Para raja Babilonia Baru amat menyadari antikuitas warisan mereka, dan berupaya menerapkan kebijakan tradisionalis, membangkitkan kembali kebudayaan Sumer-Akkad kuno mereka. Meskipun bahasa Aram telah menjadi bahasa sehari-hari, namun bahasa Akkad kembali ditetapkan sebagai bahasa administrasi dan kebudayaan. Ungkapan-ungkapan arkaik dari 1500 tahun sebelumnya dimasukkan kembali ke dalam prasasti-prasasti Akkad, bersama dengan bahasa Sumer yang sudah lama tak digunakan. naskah kuneform Babilonia Baru juga diubah untuk menyerupai naskah Akkad, yang sudah amat lama.
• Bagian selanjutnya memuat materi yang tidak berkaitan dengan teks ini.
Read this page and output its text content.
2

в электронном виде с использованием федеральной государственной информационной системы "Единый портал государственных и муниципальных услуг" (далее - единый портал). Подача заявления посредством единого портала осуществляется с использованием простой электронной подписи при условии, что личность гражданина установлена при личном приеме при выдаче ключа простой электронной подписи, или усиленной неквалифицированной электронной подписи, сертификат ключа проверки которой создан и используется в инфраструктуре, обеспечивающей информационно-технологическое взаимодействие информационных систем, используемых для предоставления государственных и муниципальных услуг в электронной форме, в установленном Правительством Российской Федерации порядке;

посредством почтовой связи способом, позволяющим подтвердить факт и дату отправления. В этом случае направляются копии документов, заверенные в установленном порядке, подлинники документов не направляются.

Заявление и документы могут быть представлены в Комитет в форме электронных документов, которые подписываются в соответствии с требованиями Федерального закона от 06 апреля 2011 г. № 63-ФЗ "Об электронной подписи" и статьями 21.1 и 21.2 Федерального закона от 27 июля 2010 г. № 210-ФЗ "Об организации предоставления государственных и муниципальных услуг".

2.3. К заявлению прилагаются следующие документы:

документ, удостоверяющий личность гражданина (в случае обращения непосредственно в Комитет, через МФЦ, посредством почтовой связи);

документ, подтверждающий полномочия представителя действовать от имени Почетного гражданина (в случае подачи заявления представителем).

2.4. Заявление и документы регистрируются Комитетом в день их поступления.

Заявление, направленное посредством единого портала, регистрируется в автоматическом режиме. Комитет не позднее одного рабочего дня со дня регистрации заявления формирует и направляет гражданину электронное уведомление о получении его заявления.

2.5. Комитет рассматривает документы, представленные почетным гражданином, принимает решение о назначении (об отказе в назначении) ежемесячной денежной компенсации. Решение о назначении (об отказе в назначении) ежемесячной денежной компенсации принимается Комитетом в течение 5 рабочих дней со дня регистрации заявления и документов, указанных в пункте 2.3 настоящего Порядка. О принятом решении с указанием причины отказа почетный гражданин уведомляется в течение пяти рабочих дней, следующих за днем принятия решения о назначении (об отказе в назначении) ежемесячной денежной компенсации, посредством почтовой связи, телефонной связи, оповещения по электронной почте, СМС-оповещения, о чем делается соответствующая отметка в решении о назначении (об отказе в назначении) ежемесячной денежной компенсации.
Karya seni dari masa kejayaan Babilonia amat dihargai dan dirawat. Contohnya, ketika sebuah patung Sargon Agung (Sargon dari Akkad) ditemukan dalam suatu pekerjaan konstruksi, diperintahkan untuk dibangun sebuah kuil untuk patung tersebut. Diceritakan pula bahwa Nebukhadnezzar, dalam upayanya membangun ulang kuil di Sippar, harus melakukan penggalian berulang hingga ia menemukan fondasi Naram-Suen, suatu penemuan yang memungkinkannya membangun kembali kuil tersebut secara layak. Babilonia Baru juga membangkitkan kembali praktik penunjukkan putri kerajaan sebagai pendeta dewi bulan, Sin, suatu kebiasaan yang dulu dilakukan pada masa Sargon,
Pada periode Babilonia baru, banyak tanah yang dibuka untuk diolah. Kedamaian dan kekuasaan kekaisaran membuat tersedianya sumber daya untuk memperluas irigasi dan membangun sistem kanal. Daerah pedesaan Babilonia didominasi oleh perkebunan-perkebunan besar, yang diberikan kepada pejabat pemerintah sebagai bentuk pembayaran. Perkebunan-perkebunan ini biasanya dikelola melalui penguasa lokal, yang mengambil sebagian keuntungan. Penduduk desa ikut serta dalam perkebunan tersebut dengan menjadi buruh dan penyewa tanah.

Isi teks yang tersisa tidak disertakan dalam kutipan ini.